Soy yo el que, al no formar parte de la Ilíada,

está de antemano condenado a morir.  Navego

por la página como el sol por sus rutas

y voy viendo cadáveres cerca o en torno a mí

y no son de troyanos  ni de  aqueos ni de dólopes :

son de padres , familiares, compañeros y amigos .

Nada muere en el verso : el ritmo del hexámetro

con su ámbar protege el tiempo que no acaba

nunca de suceder, pero el nuestro termina.

No: no mueren los héroes de La Ilíada

sino nosotros, sus lectores, que, a diferencia de ellos

somos lo que somos pero sólo una vez.

Sólo como ficción el ser perdura. Pero nuestra epopeya

no es el combate en las playas de Troya

sino otro más humilde, condenado

a un oscuro y anónimo morir. Por eso mismo

siguen teniendo su sentido Héctor y Aquiles,

Patroclo, Príamo, Helena, Agamenón.

Ellos ni morirán ni han muerto. Pero nosotros sí.

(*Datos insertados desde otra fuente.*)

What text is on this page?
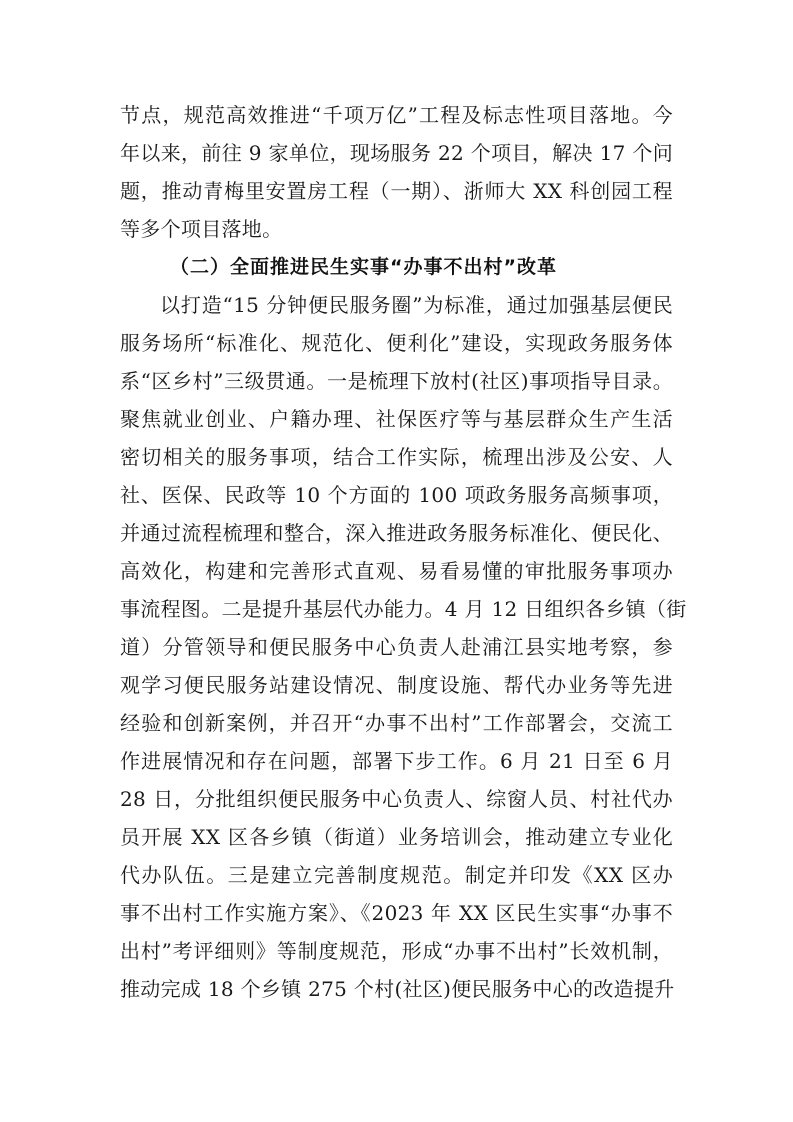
节点，规范高效推进“千项万亿”工程及标志性项目落地。今
年以来，前往 9 家单位，现场服务 22 个项目，解决 17 个问
题，推动青梅里安置房工程（一期）、浙师大 XX 科创园工程
等多个项目落地。
（二）全面推进民生实事“办事不出村”改革
以打造“15 分钟便民服务圈”为标准，通过加强基层便民
服务场所“标准化、规范化、便利化”建设，实现政务服务体
系“区乡村”三级贯通。一是梳理下放村(社区)事项指导目录。
聚焦就业创业、户籍办理、社保医疗等与基层群众生产生活
密切相关的服务事项，结合工作实际，梳理出涉及公安、人
社、医保、民政等 10 个方面的 100 项政务服务高频事项，
并通过流程梳理和整合，深入推进政务服务标准化、便民化、
高效化，构建和完善形式直观、易看易懂的审批服务事项办
事流程图。二是提升基层代办能力。4 月 12 日组织各乡镇（街
道）分管领导和便民服务中心负责人赴浦江县实地考察，参
观学习便民服务站建设情况、制度设施、帮代办业务等先进
经验和创新案例，并召开“办事不出村”工作部署会，交流工
作进展情况和存在问题，部署下步工作。6 月 21 日至 6 月
28 日，分批组织便民服务中心负责人、综窗人员、村社代办
员开展 XX 区各乡镇（街道）业务培训会，推动建立专业化
代办队伍。三是建立完善制度规范。制定并印发《XX 区办
事不出村工作实施方案》、《2023 年 XX 区民生实事“办事不
出村”考评细则》等制度规范，形成“办事不出村”长效机制，
推动完成 18 个乡镇 275 个村(社区)便民服务中心的改造提升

(Galería de rara antigüedad, 2018)

 


 

Jaime Siles: (Valencia, 1951). Doctor en Filología Clásica por la Universidad de Salamanca. Becado por la Fundación Juan March, amplió estudios en la Universidad de Tübingen bajo la dirección de Antonio Tovar. Posteriormente trabajó como investigador contratado en el Departamento de Lingüística de la Universidad de Colonia, donde colaboró con Jürgen Untermann en la redacción de los Monumenta Linguarum Hispanicarum. De 1976 a 1980 fue profesor de Filología Latina en la Universidad de Salamanca; de 1980 a 1982, por oposición, en la de Alcalá de Henares. En 1983 obtuvo la cátedra de Filología Latina de la Universidad de La Laguna (Tenerife). Ese mismo año fue nombrado Director del Instituto Español de Cultura en Viena y Agregado Cultural en la Embajada de España en Austria. Catedrático Honorario de la Universidad de Viena; profesor invitado de la Universidades de Graz, Salzburg, Madison- Wisconsin, Bérgamo, Berna, Turín, Ginebra, École Normale Supérieure de Lyon, Clermont-Ferrand. Orléans y Marne- La Vallée; Ordentlicher Professor de la Universidad de St. Gallen. Actualmente es Catedrático Emérito de Filología Latina de la Universidad de Valencia. Ha sido Asesor de Cultura en la Representación Permanente de España ante la Oficina de la Organización de las Naciones Unidas y Presidente de la Sociedad Española de Estudios Clásicos. Hijo Predilecto de la Ciudad de Valencia y Doctor honoris causa por la Universidad de Clermont-Ferrand. Ha obtenido, entre otros, los Premios Ocnos, de la Crítica Nacional, el Internacional Loewe de Poesía, el Premio Internacional Generación del 27, el Nacional de Poesía José Hierro, el Internacional de Poesía Ciudad de Torrevieja, el Tiflos y el Internacional de Poesía Jaime Gil de Biedma, así como el Teresa de Ávila, el de las Letras Valencianas y el Andrés Bello, concedidos los tres al conjunto de su obra.